E ancora: "Esse hanno una vita del tutto impura, tuttavia le leggi dell' ordine
assegnano loro un posto, sia pure il piu' vile".
Un
manuale medievale per confessori recita: "La Chiesa permette l' esistenza delle prostitute e dei loro clienti
affinche' non si diffonda una passione sempre piu' grande".
E
il domenicano Tolomeo da Lucca: "La
donna pubblica e' nella societa' cio' che la cloaca e' nel palazzo: togli la
cloaca e l' intero palazzo ne sara' infettato".
Lo
stato pontificio investiva i soldi ottenuti con le tasse sulle prostitute in
opere pubbliche, moltissimi monumenti e chiese sono stati finanziati con i
soldi della prostituzione, che alla fine quindi qualcosa di buono ha prodotto.
Pio IV costruì
Borgo Pio con i soldi delle "curiali". Viene spiegato con tutta
chiarezza in una bolla dello stesso Papa.

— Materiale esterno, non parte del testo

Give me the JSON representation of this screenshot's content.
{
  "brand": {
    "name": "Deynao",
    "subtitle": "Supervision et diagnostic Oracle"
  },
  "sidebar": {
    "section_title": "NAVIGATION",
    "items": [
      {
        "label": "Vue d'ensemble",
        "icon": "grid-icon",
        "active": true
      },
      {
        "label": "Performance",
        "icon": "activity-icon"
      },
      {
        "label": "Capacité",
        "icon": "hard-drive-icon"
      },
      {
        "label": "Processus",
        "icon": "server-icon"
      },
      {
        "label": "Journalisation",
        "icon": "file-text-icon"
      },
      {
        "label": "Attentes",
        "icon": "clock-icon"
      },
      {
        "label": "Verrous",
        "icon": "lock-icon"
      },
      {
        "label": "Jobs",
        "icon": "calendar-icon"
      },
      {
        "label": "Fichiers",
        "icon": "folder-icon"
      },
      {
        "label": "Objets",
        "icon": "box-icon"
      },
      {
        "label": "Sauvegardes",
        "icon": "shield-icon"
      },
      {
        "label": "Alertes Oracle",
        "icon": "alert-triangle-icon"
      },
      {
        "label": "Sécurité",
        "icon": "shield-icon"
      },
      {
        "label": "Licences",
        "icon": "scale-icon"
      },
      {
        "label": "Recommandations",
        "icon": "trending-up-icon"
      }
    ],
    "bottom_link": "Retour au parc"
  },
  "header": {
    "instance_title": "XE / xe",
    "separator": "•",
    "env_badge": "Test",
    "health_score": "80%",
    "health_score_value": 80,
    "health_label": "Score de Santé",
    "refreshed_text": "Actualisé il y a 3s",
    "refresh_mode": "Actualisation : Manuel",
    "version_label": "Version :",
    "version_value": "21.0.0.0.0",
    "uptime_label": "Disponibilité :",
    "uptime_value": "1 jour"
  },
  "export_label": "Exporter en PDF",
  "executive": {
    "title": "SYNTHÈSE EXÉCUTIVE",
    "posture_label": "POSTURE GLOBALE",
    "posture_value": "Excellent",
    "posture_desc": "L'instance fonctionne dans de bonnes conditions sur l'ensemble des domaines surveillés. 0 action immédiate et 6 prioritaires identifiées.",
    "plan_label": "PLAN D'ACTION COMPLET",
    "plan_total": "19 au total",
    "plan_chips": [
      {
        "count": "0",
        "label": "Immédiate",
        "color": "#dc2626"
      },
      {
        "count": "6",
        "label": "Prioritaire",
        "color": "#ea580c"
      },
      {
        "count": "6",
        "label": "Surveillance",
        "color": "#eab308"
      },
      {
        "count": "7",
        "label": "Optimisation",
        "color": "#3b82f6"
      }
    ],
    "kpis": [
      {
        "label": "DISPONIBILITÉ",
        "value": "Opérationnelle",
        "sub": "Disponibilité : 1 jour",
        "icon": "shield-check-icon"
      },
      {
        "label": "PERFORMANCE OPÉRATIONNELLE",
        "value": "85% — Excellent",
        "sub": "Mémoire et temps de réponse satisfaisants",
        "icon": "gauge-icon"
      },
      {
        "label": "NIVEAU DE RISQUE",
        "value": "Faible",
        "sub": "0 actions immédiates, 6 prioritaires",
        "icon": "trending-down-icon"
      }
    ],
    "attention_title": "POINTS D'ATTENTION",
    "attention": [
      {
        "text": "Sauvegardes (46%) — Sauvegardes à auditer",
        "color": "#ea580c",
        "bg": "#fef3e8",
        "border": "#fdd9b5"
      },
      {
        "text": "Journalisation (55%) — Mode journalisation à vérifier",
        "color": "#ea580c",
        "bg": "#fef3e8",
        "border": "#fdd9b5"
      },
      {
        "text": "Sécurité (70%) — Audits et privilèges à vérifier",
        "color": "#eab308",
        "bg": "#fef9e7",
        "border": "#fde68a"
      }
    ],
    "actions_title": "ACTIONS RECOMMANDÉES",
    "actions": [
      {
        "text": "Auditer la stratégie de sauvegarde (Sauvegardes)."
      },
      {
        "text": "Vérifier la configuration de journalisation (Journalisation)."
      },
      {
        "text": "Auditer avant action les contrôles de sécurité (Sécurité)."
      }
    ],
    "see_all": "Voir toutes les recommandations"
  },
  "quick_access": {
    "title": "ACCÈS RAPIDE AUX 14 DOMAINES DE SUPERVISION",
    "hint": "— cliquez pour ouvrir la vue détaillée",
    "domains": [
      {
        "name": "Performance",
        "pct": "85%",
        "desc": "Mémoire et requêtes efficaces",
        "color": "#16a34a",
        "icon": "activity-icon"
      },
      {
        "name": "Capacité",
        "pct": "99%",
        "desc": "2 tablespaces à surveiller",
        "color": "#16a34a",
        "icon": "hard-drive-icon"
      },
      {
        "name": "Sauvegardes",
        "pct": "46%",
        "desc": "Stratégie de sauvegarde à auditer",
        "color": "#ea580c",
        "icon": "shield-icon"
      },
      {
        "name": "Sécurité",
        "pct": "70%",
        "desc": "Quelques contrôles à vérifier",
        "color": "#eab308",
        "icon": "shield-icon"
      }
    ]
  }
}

Il Ponte di Santa Maria, l'odierno Ponte
Rotto (come racconta Costantino Maes nel suo "Curiosità Romane",
Grotta del Libro editore) fu restaurato «similmente, merce' questa sozza, ma
pur legittima imposta».
Nell'archivio
della Reverendissima Camera Apostolica si conserva il volume che spiega quanti
soldi di tasse furono prelevati alle prostitute per quei lavori.
Altri libri
raccontano che la strada presso il Tevere, prossima alla Porta del Popolo, era
il principale ingresso alla città fino al XIV secolo. Scorreva in mezzo ai
campi, maltenuta e piena di buche. Eppure, presso il Porto di Ripetta c'era un
gran traffico di commerci e una strada acconcia sarebbe stata ben vista e
utile.
Provvide Leone
X: raddrizzò l'attuale via di Ripetta, tagliandola in mezzo ai terreni
circostanti e asfaltando tutto. La strada prese il nome del Papa, ma poi tornò
a chiamarsi di Ripetta. Dove furono presi i soldi per i lavori? Dalla tassa
sopra ai lupanari. Lo racconta l'amministratore signor Corvisieri nelle sue
"Posterule Tiberine".
Il veneziano
Domenichi, nel suo "Facetie, motti e burle"( Venetia 1588) spiega da
dove erano venuti i soldi per la strada asfaltata e narra di una lite tra due
donne.
Una era
"Giulia la ferrarese", molto nota nella zona e benvoluta da tutti.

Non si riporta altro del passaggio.